French diplomat to Bulgaria

Leandre le Gay (in French: Léandre François René le Gay) (1833–1887) was a French diplomat (Vice Consul) in Sofia, Bulgaria during the April Uprising of 1876 and the Russo-Turkish War (1877–1878). He prevented the total burn down of the city of Sofia from the fleeing Ottoman troops.

==Early life and career==
Born 11 September 1833 in Cuillé, he graduated in law in Rennes. He was a gifted student and learned foreign languages - English, Italian, Spanish, Turkish, Persian and others. He began his diplomatic career in Alexandria, then worked in the French missions in Tunisia and Jeddah.

==Relationship with Bulgaria==
In October 1874 he was appointed to the Vice-Consulate in Sofia, Bulgaria, then in the Ottoman Empire. Le Gay is known for his support of the Bulgarian national cause and for his active assistance in saving Bulgarian revolutionaries.
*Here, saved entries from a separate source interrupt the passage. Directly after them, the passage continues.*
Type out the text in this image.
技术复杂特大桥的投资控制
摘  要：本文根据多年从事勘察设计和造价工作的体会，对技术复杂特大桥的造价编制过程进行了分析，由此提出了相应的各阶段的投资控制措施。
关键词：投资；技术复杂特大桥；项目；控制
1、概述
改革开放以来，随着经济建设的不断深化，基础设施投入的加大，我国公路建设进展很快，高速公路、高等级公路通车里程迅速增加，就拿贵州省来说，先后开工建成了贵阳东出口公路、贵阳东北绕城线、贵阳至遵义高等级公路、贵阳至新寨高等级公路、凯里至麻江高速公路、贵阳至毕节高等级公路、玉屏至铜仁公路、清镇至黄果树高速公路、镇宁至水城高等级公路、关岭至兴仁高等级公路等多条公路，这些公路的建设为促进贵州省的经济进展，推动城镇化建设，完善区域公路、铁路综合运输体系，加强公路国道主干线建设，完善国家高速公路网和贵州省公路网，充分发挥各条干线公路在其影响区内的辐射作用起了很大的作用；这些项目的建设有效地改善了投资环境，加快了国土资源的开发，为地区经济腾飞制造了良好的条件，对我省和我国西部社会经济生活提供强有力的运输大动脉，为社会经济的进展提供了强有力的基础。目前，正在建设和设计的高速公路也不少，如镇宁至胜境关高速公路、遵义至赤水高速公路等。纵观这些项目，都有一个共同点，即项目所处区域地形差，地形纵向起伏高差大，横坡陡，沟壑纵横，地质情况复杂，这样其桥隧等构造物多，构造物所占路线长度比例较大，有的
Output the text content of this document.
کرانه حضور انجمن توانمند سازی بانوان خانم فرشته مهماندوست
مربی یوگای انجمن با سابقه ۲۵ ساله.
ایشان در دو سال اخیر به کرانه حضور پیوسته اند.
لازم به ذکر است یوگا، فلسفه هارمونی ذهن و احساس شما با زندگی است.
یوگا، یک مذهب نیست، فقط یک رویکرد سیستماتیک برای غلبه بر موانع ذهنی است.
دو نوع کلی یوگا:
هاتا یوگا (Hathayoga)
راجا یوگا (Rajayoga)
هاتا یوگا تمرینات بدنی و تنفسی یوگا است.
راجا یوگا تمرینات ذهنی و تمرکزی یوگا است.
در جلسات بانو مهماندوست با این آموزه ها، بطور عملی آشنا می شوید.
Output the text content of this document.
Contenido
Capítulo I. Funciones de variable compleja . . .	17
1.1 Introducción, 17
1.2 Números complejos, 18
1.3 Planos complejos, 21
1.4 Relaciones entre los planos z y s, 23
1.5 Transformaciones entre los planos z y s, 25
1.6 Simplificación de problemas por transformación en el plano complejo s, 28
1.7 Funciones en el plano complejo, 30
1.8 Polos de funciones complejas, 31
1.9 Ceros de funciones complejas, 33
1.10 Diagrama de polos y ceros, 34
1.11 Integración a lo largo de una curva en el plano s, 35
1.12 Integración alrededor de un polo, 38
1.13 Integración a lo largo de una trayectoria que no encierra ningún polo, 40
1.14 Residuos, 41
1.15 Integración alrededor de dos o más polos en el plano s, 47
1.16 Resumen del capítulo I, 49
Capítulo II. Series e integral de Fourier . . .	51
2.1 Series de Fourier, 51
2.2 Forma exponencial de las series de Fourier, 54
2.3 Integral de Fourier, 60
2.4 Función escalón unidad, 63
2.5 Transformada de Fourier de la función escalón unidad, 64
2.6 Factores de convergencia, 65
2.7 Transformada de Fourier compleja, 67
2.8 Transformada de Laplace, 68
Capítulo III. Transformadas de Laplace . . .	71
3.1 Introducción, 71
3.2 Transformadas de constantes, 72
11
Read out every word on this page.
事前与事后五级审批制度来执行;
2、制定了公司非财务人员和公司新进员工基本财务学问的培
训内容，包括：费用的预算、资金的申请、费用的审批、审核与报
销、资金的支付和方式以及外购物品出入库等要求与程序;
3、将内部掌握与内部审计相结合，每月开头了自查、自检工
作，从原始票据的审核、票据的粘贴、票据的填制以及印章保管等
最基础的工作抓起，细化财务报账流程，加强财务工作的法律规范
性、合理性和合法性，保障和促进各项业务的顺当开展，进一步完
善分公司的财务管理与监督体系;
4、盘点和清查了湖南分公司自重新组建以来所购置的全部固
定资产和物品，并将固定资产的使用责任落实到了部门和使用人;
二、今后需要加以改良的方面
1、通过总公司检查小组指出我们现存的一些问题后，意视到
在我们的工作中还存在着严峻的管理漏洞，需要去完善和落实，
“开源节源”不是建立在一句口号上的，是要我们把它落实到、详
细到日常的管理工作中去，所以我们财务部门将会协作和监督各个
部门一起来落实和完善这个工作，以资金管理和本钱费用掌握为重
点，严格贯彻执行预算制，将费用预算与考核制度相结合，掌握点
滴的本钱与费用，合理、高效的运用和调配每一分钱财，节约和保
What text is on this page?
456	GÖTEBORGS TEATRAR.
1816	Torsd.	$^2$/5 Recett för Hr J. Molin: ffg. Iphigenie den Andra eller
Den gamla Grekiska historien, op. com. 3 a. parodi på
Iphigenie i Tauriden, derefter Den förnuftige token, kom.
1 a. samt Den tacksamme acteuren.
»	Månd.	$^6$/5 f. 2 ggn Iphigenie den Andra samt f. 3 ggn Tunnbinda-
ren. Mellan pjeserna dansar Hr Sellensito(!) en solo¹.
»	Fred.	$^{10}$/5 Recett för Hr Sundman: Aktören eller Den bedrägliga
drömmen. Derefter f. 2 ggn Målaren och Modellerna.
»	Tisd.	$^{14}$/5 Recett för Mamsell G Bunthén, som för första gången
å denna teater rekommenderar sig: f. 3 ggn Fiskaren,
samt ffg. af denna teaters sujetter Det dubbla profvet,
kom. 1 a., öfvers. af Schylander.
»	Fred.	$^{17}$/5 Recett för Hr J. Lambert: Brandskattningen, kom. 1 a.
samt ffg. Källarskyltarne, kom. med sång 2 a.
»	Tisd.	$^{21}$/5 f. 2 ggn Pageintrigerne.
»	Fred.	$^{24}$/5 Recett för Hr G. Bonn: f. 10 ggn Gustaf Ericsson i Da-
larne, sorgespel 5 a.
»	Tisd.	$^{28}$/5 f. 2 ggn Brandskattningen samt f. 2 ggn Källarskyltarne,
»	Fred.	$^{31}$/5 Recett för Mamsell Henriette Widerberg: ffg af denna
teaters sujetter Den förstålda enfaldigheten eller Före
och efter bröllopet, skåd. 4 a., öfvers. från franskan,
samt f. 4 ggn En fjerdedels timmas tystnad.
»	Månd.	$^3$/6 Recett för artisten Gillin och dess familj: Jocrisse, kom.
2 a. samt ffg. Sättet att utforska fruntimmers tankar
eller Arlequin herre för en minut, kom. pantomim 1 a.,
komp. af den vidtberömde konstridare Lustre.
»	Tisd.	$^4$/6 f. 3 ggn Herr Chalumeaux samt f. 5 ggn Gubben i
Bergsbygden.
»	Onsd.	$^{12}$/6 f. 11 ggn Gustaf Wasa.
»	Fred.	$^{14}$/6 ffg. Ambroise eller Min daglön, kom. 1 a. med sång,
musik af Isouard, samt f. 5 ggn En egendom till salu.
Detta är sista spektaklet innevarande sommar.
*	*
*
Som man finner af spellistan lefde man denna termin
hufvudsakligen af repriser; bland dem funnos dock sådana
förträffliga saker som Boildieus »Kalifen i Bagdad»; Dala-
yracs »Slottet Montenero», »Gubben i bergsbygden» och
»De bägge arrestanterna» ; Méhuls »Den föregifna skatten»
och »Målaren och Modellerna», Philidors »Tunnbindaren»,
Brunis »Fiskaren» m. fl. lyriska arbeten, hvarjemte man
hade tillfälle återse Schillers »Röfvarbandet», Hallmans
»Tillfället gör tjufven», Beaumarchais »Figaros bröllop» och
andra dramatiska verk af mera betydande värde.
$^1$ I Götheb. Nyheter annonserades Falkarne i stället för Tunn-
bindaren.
In the first months of the Russo-Turkish War, Sofia became the main supply point of the Turkish army. Significant quantities of ammunition were stored there. After the defeat of the Turkish army in Orhaniye and the approach of the Russian army to the city, it was planned Sofia to be burned down (December 1877). Foreign diplomats were warned to evacuate, but instead Le Gay and the Italian Vice Consul Vittorio Positano organized the city's resistance and held successful talks with Turkish Force Commander Osman Nuri Pasha to keep the city from destruction. They succeeded in this endeavor and Sofia was not set on fire.

After the liberation of Bulgaria, he became one of the first honorary citizens of Sofia, by a decision of the city council from 26 May 1878.

Since 1878, one of the central streets in Sofia is named after Le Gay, with the Bulgarian pronunciation 'Lege'.

==Death==

Le Gay died 13 February 1887 in the city of Jaffa.